Menteri Pertahanan AS Pete Hegseth pada Kamis mengkonfirmasi kesepakatan, termasuk memorandum pemahaman, yang dicapai antara AS dan otoritas Panama dalam upaya untuk mengamankan “Terusan Panama dari pengaruh Tiongkok”.
“Terusan Panama adalah medan kunci yang harus diamankan oleh Panama, bersama Amerika, bukan Tiongkok,” kata Hegseth dalam sebuah pernyataan pada Rabu selama kunjungannya selama tiga hari ke Panama.
Hegseth mengatakan kesepakatan dengan Otoritas Terusan Panama akan memungkinkan kapal perang dan kapal bantu AS “pertama dan gratis” melalui terusan yang menghubungkan Samudera Pasifik dengan Samudera Atlantik dan merupakan saluran utama perdagangan global.
Ia menambahkan bahwa pasukan AS akan ditempatkan di tiga bekas pangkalan militer – Fort Sherman, Pangkalan Angkatan Laut Rodman dan Pangkalan Angkatan Udara Howard – sebagai bagian dari kesepakatan yang ditandatangani dengan Kementerian Keamanan Publik Panama, yang menimbulkan kekhawatiran di Panama.
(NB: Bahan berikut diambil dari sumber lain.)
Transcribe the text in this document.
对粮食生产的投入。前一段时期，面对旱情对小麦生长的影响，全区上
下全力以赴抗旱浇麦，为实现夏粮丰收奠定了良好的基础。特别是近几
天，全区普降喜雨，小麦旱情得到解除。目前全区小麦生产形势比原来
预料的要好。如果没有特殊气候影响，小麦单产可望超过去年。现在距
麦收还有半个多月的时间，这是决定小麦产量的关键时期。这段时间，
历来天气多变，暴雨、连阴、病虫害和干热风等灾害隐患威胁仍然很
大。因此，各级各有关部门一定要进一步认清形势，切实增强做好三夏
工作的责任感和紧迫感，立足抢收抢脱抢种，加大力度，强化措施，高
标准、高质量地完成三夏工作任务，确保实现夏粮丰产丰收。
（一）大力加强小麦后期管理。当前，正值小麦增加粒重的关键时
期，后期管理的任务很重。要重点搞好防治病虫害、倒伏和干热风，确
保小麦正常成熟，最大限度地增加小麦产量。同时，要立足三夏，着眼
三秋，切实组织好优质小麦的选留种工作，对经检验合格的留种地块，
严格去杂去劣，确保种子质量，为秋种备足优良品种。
Pasukan AS terakhir ditarik keluar dari negara itu pada tahun 1999.
‘Invasi tanpa menembakkan satu peluru pun’
Dalam sebuah video yang diposting di media sosial pada Jumat, Ricardo Lombana, pemimpin gerakan oposisi Gerakan Jalan Lain, menyebut kesepakatan memorandum pemahaman yang dicapai antara pemerintah AS dan Panama beberapa hari sebelumnya sebagai “invasi tanpa menembakkan satu peluru pun”.
Kesepakatan itu dicapai setelah kunjungan tiga hari oleh Menteri Pertahanan AS Hegseth.
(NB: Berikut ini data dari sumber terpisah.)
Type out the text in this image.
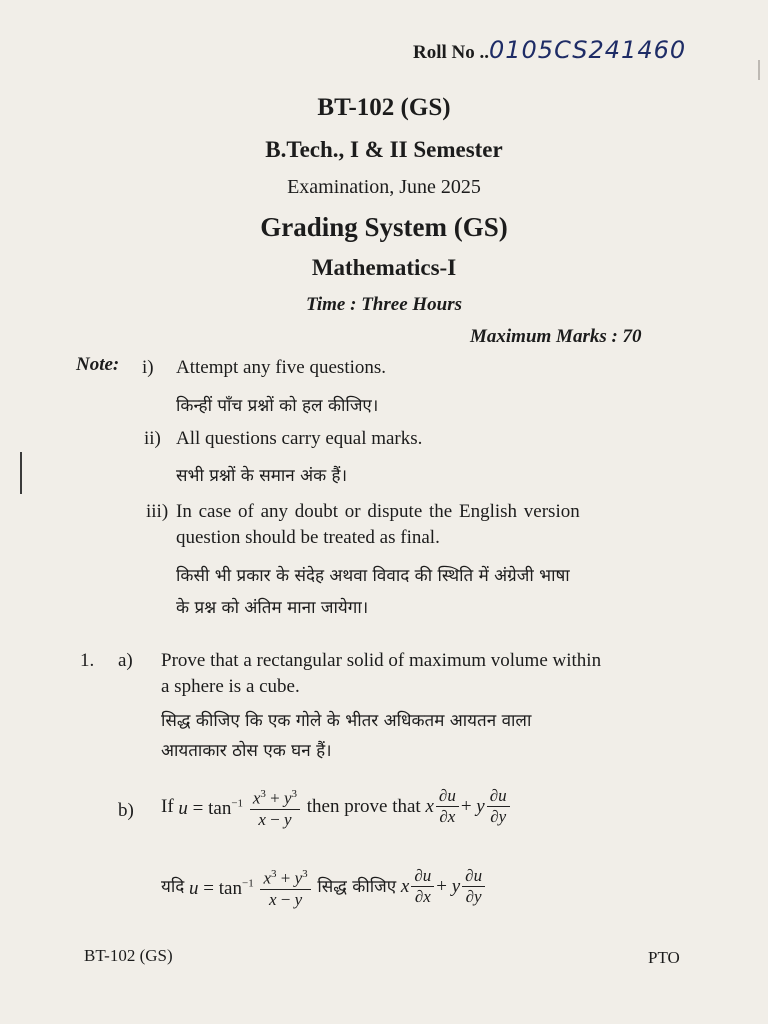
Roll No ..0105CS241460
BT-102 (GS)
B.Tech., I & II Semester
Examination, June 2025
Grading System (GS)
Mathematics-I
Time : Three Hours
Maximum Marks : 70
Note: i) Attempt any five questions.
किन्हीं पाँच प्रश्नों को हल कीजिए।
ii) All questions carry equal marks.
सभी प्रश्नों के समान अंक हैं।
iii) In case of any doubt or dispute the English version
question should be treated as final.
किसी भी प्रकार के संदेह अथवा विवाद की स्थिति में अंग्रेजी भाषा
के प्रश्न को अंतिम माना जायेगा।
1. a) Prove that a rectangular solid of maximum volume within
a sphere is a cube.
सिद्ध कीजिए कि एक गोले के भीतर अधिकतम आयतन वाला
आयताकार ठोस एक घन हैं।
b) If $u = \tan^{-1} \frac{x^3 + y^3}{x - y}$ then prove that x $\frac{\partial u}{\partial x} + y \frac{\partial u}{\partial y}$
यदि $u = \tan^{-1} \frac{x^3 + y^3}{x - y}$ सिद्ध कीजिए x $\frac{\partial u}{\partial x} + y \frac{\partial u}{\partial y}$
BT-102 (GS)	PTO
Pada Kamis, Presiden Trump mengkonfirmasi bahwa tentara dan personel militer AS ditempatkan di Panama sebagai bagian dari kesepakatan, mengatakan kepada wartawan, “Kami telah memindahkan banyak tentara ke Panama.”
Terlepas dari penegasan oleh pemerintah Panama bahwa ini bukan “pangkalan militer” dan bahwa kesepakatan tersebut bersifat sementara, oposisi percaya bahwa AS telah memulihkan kehadiran militer di negara itu.
“Tidak peduli bagaimana Anda menyebutnya, apa yang kami baca dalam memo ini adalah pembentukan pangkalan militer,” kata Lombana, pemimpin oposisi.
Ia menambahkan bahwa slogan “langkah teguh” yang selama ini digunakan pemerintah dalam pesan politiknya sekarang “terhenti dan berlutut di bawah tekanan”.
Pangkalan militer AS terakhir di Panama dievakuasi pada tahun 1999 sebagai bagian dari Perjanjian Torrijos-Carter yang ditandatangani pada tahun 1977 dengan tujuan menyerahkan kendali atas terusan ke Panama.
AS juga menginvasi Panama pada tahun 1989 sebagai bagian dari yang disebutnya “Operasi Just Cause” untuk menumbangkan pemimpin Manuel Noriega.
Pasukan AS dituduh membunuh ribuan warga sipil dan menghancurkan rumah dan infrastruktur selama operasi tersebut, meninggalkan warisan kontroversial.
Itu sebagian alasan mengapa frustrasi telah tumbuh di Panama atas deklarasi Trump bahwa ia bermaksud “mengambil kembali” Terusan Panama.
FILE FOTO: Pandangan udara menunjukkan kapal kargo melintasi pintu air Agua Clara di Terusan Panama, di Colon, Panama, 1 Februari 2025 [REUTERS/Enea Lebrun]
AS menolak mengakui kepemilikan Panama atas terusan sebagai bagian dari negosiasi yang mengarah ke pakta pertahanan yang ditandatangani pekan lalu.
Oposisi Panama, bersama dengan cabang lokal Transparency International, yang berupaya mempromosikan praktik tata kelola yang lebih bertanggung jawab, telah meminta pemerintah untuk memberitahukan negara tentang isi persis kesepakatan dengan AS.
Tiongkok telah sangat mengkritik kesepakatan tersebut, dengan tetap memandang Terusan Panama sebagai jalur internasional yang netral secara permanen.
Terusan tersebut menangani sekitar 40 persen lalu lintas kontainer AS dan 5 persen perdagangan global.